Mechanism of Action:
-PEG-3350: Polyethylene glycol; electrolytes solution contains polyethylene glycol 3350 (PEG 3350), an osmotic agent that binds water and causes water to be retained within the stool. The lack of intestinal enzymatic degradation or bacterial metabolism of PEG 3350 contributes to the drug's effectiveness. PEG 3350 softens stool consistency, increases stool frequency, and facilitates stool evacuation. PEG 3350 does not affect colonic transit time. A balance of electrolytes (e.g., sodium, chloride, potassium and bicarbonate) are added to the solution to counteract losses resulting from bowel evacuation. The concentration of electrolytes in the polyethylene glycol; electrolytes solution causes no net absorption or secretion of electrolytes; thus water and electrolyte balance are usually maintained even after administration of large volumes.
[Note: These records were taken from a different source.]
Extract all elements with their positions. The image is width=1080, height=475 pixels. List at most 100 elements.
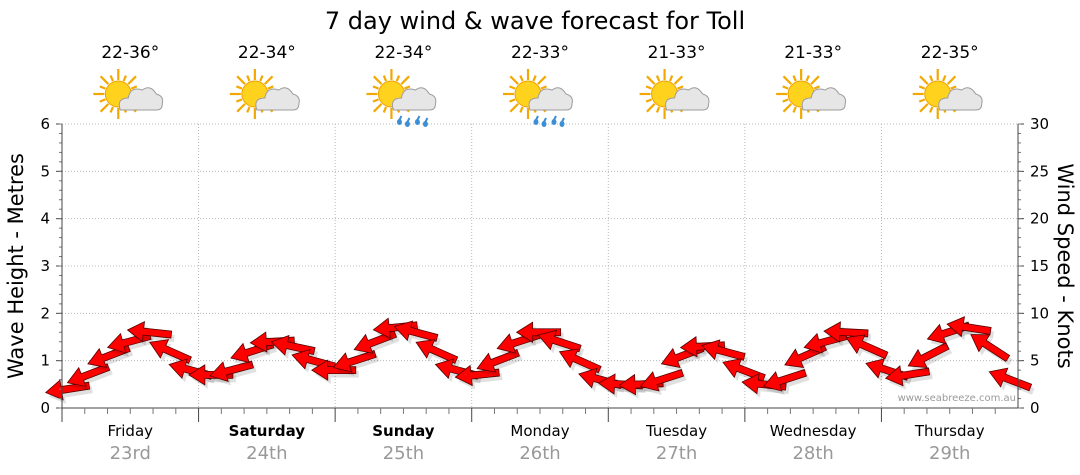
y2-tick-label: 30 [1030,115,1049,133]
sun-ray [655,106,661,113]
cloud [255,87,300,111]
temperature-label: 22-36° [101,43,159,63]
sun-ray [372,103,383,113]
cloud [801,87,847,111]
date-label: 29th [929,443,970,464]
sun-ray [646,103,656,113]
partly-cloudy-icon [776,69,847,119]
sun-ray [99,98,106,103]
sun-ray [918,85,926,90]
sun-ray [919,103,929,113]
temperature-label: 21-33° [784,43,842,63]
y2-tick-label: 5 [1030,352,1040,370]
y2-tick-label: 20 [1030,210,1049,228]
sun-ray [929,75,934,82]
date-label: 26th [519,443,560,464]
sun-ray [782,98,789,103]
cloud [118,87,164,111]
sun-ray [673,75,684,85]
date-label: 23rd [110,443,151,464]
cloud [665,87,710,111]
sun-ray [382,106,388,113]
wind-arrow [311,359,357,381]
sun-ray [403,85,411,90]
y-axis-title: Wave Height - Metres [4,153,28,379]
wind-arrow [558,348,602,374]
day-label: Saturday [229,422,306,440]
temperature-label: 22-34° [374,43,432,63]
rain-drop [559,121,565,127]
partly-cloudy-icon [639,69,710,119]
sun-ray [540,85,547,90]
day-label: Tuesday [645,422,707,440]
sun-ray [813,85,821,90]
sun-ray [810,75,820,85]
temperature-label: 22-33° [511,43,569,63]
showers-icon [366,69,437,127]
sun-ray [950,85,957,90]
sun-ray [942,75,947,82]
rain-drop [396,119,402,125]
sun-ray [519,106,524,113]
wind-arrow [762,368,807,392]
wind-arrow [988,367,1033,392]
sun-ray [99,85,106,90]
chart-title: 7 day wind & wave forecast for Toll [325,7,745,35]
temperature-label: 22-35° [921,43,979,63]
sun-ray [109,106,114,113]
y-tick-label: 6 [40,115,50,133]
wind-arrow [415,339,459,364]
sun-ray [519,75,524,82]
temperature-label: 21-33° [648,43,706,63]
weather-icons: 22-36° 22-34° 22-34° 22-33° 21-33° 21-33° 22-3… [93,43,983,127]
wind-arrow [270,334,316,356]
sun-ray [236,103,246,113]
day-label: Friday [108,422,154,440]
sun-ray [509,85,516,90]
sun-ray [645,98,653,103]
sun-ray [400,75,410,85]
sun-ray [109,75,114,82]
rain-drop [533,119,539,125]
day-label: Monday [510,422,569,440]
sun-ray [509,75,519,85]
date-label: 25th [383,443,424,464]
sun-ray [372,98,379,103]
sun-ray [782,103,793,113]
sun-ray [918,98,926,103]
wind-arrow [946,316,992,338]
cloud [391,87,437,111]
wind-arrow [970,334,1011,362]
sun-ray [372,75,383,85]
sun-ray [677,85,684,90]
sun-ray [655,75,661,82]
y-tick-label: 0 [40,399,50,417]
rain-drop [551,119,557,125]
showers-icon [503,69,573,127]
wind-arrow [515,321,562,343]
y2-axis-title: Wind Speed - Knots [1053,163,1077,368]
wind-arrow [701,339,746,361]
sun-ray [122,75,127,82]
partly-cloudy-icon [229,69,300,119]
wind-arrow [537,329,582,353]
sun-ray [99,103,110,113]
y2-tick-label: 25 [1030,162,1049,180]
sun-ray [537,75,547,85]
partly-cloudy-icon [93,69,164,119]
date-label: 24th [246,443,287,464]
rain-drop [414,119,420,125]
temperature-label: 22-34° [238,43,296,63]
sun-ray [99,75,110,85]
sun-ray [236,75,246,85]
wind-arrow [823,321,869,343]
sun-ray [509,103,519,113]
day-label: Sunday [372,422,435,440]
sun-ray [792,75,797,82]
sun-ray [646,75,656,85]
wind-arrow [884,365,931,387]
sun-ray [929,106,934,113]
sun-ray [395,75,401,82]
wind-arrow [845,334,889,360]
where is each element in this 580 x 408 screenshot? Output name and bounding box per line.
-Bisacodyl: Bisacodyl, a stimulant laxative, is hydrolyzed by intestinal brush border enzymes and colonic bacteria to form an active metabolite [bis-(p-hydroxyphenyl) pyridyl-2 methane; (BHPM)] that acts directly on the colonic mucosa to produce colonic peristalsis.
Pharmacokinetics:
-PEG-3350: Polyethylene glycol; electrolytes solution is administered orally as a solution in water. Roughly 0.2% of a dose has been absorbed systemically in some studies of PEG 3350, systemically absorbed amount is quickly excreted in the urine.
-Bisacodyl: Bisacodyl is administered orally. Bisacodyl distributes locally, and the circulating drug undergoes hepatic metabolism and is then excreted in the urine.
-Route-Specific Pharmacokinetics
Oral Route
-PEG-3350: After oral administration, the dosage essentially remains within the GI tract until the time of rectal elimination. Complete recovery of an administered dose occurs. Roughly 0.2% of a dose has been absorbed systemically in some studies of PEG 3350. PEG 3350 is not fermented within the GI tract by the colonic microflora and no metabolism occurs locally.
-Bisacodyl: Bisacodyl is minimally absorbed, and the onset of action of the drug begins 6-8 hours after an oral dose.